To enhance the expression of channel feature and spatial feature information and avoid network degradation, the attention mechanism fusion module and residual structure are presented in this part. Based on the M-CRNN model in Part 2, the localization performance needs to be improved. The Residual-spatially and channel Squeeze Excitation Recurrent Neural Network(Res-scSE-CRNN) model is constructed to improve localization performance.

### 3.1 Residual structure

With the deepening of the network layer, the gradient used for reverse transmission in the network will appear very small with continuous multiplication, resulting in the disappearance of the gradient, and the shallow parameters cannot be updated. In the process of neural network training, it is usually hoped to achieve a better learning effect by choosing deeper network structure than a shallow one. However, with the increase in depth, the model is difficult to learn more than five mapping parameters correctly, and the redundant network layer is easy to cause network degradation [24].

To solve the above problems, this paper proposes to use the characteristics of ResNet, that is, to train the deeper network with fewer parameters, to reduce the problem of gradient disappearance and degradation. The structure of ResNet is shown in Fig. 4.
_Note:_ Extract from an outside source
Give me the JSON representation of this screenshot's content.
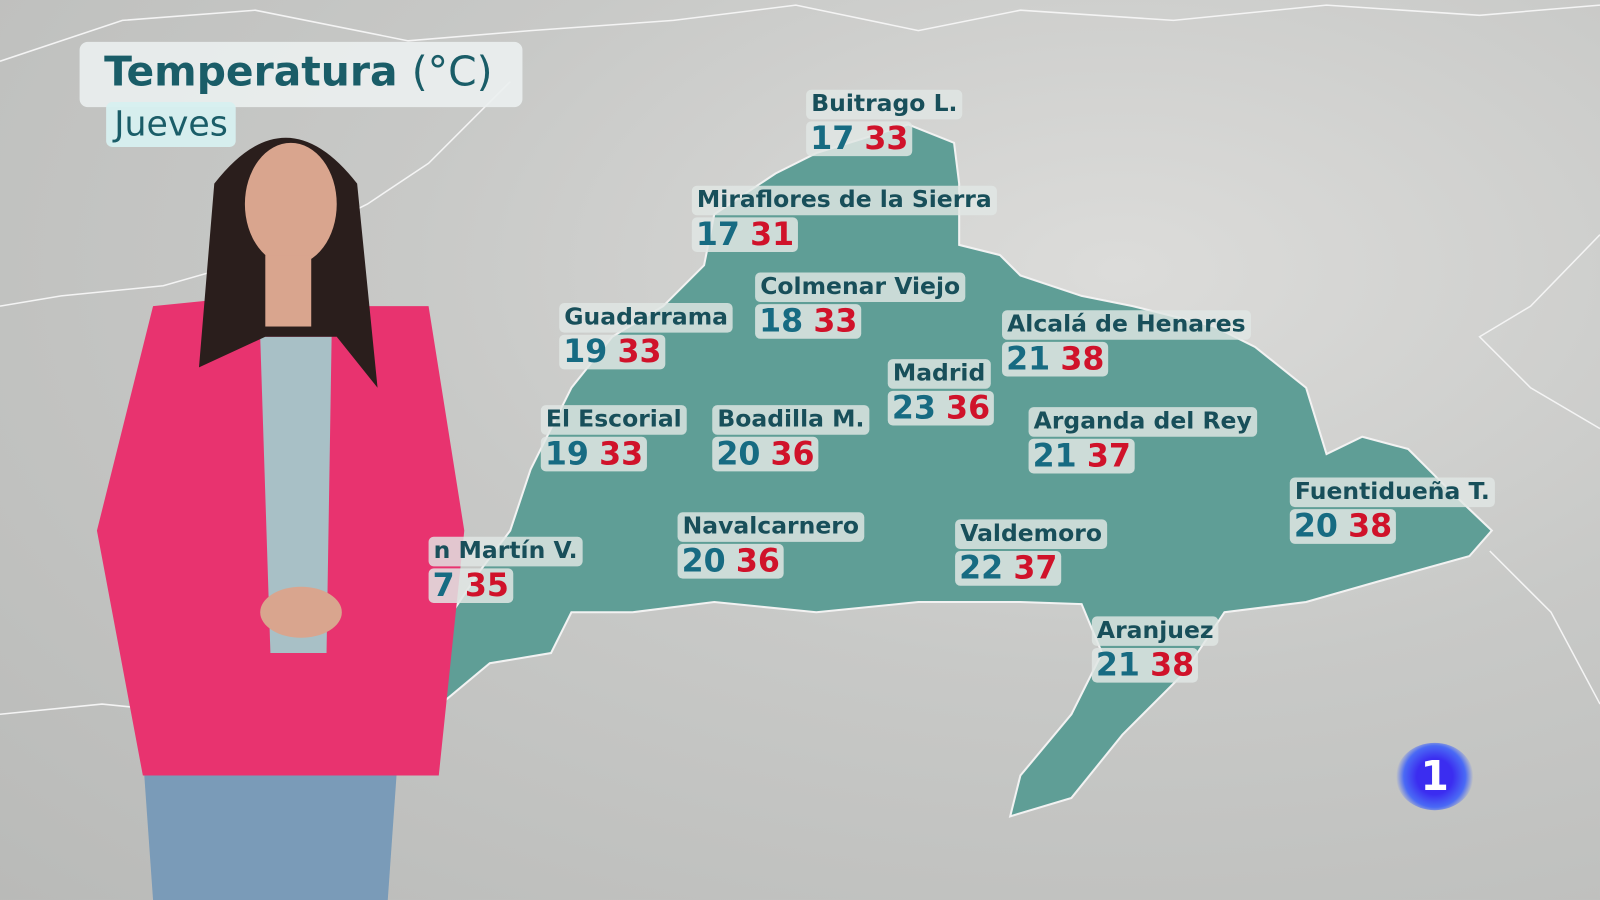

In Fig. 4, *x* is the input of ResNet and *F(x)* the output after linear operation of two convolution layers and nonlinear activation of the activation function. The calculation method is as follows:

$$\begin{aligned} &F(x)=w_i\sigma (w_{i-1}x) \end{aligned}$$

(1)

where \(w_i\) is the value of *i*ılayer weight, where \(i=2\), \(\sigma (x)\) represents ReLU activation function.

It can be seen from Eq. (1) and Fig. 4 that the learning objective becomes \(F(x)=H(x)-x\) and it can be seen that when ResNet is used to design the network layer, the network layer is optimized, and the fast connection does not add more parameters, nor does it add extra computing cost.

### 3.2 Spatially and channel Squeeze-Excitation

Acoustic events are complex and diverse, so it is key to detect acoustic event categories and estimate acoustic source orientation to extract their directional features. The neural network model of attention mechanism pays more attention to effective information, ignores invalid information and extracts advanced features, so it is suitable for detecting and locating sound events.

In the baseline model CRNN, although the convolution kernel can be used to integrate the information of feature map spatial dimension and feature map dimension in the local receptive field, spatial and channel feature mapping cannot be independently learned. To solve this problem, the spatially and channel Squeeze-Excitation (scSE) module is added to the base model CRNN. The advanced feature diagram is obtained by compressing and weighting the channel characteristics. To enhance the channels that contribute more to classification and suppress the channels that contribute less to classification, the information on the localizations that play a key role in classification can be improved. The following describes the construction process of the scSE module.

Squeeze-and-Excitation network (SE) [25, 26] is the feature mapping of independent learning Spaces and channels. scSE is a variant of SE. It is a novel network architecture combined with the spatially Squeeze-Excitation (sSE) model and the channel Squeeze-Excitation (cSE) model. In this module, the channel and spatial relationship are considered at the same time, and the outputs of sSE and cSE are added and added to enhance the spatial coding ability of the convolutional layer network and improve the recognition effect of the neural network. The sSE model and cSE model are presented below.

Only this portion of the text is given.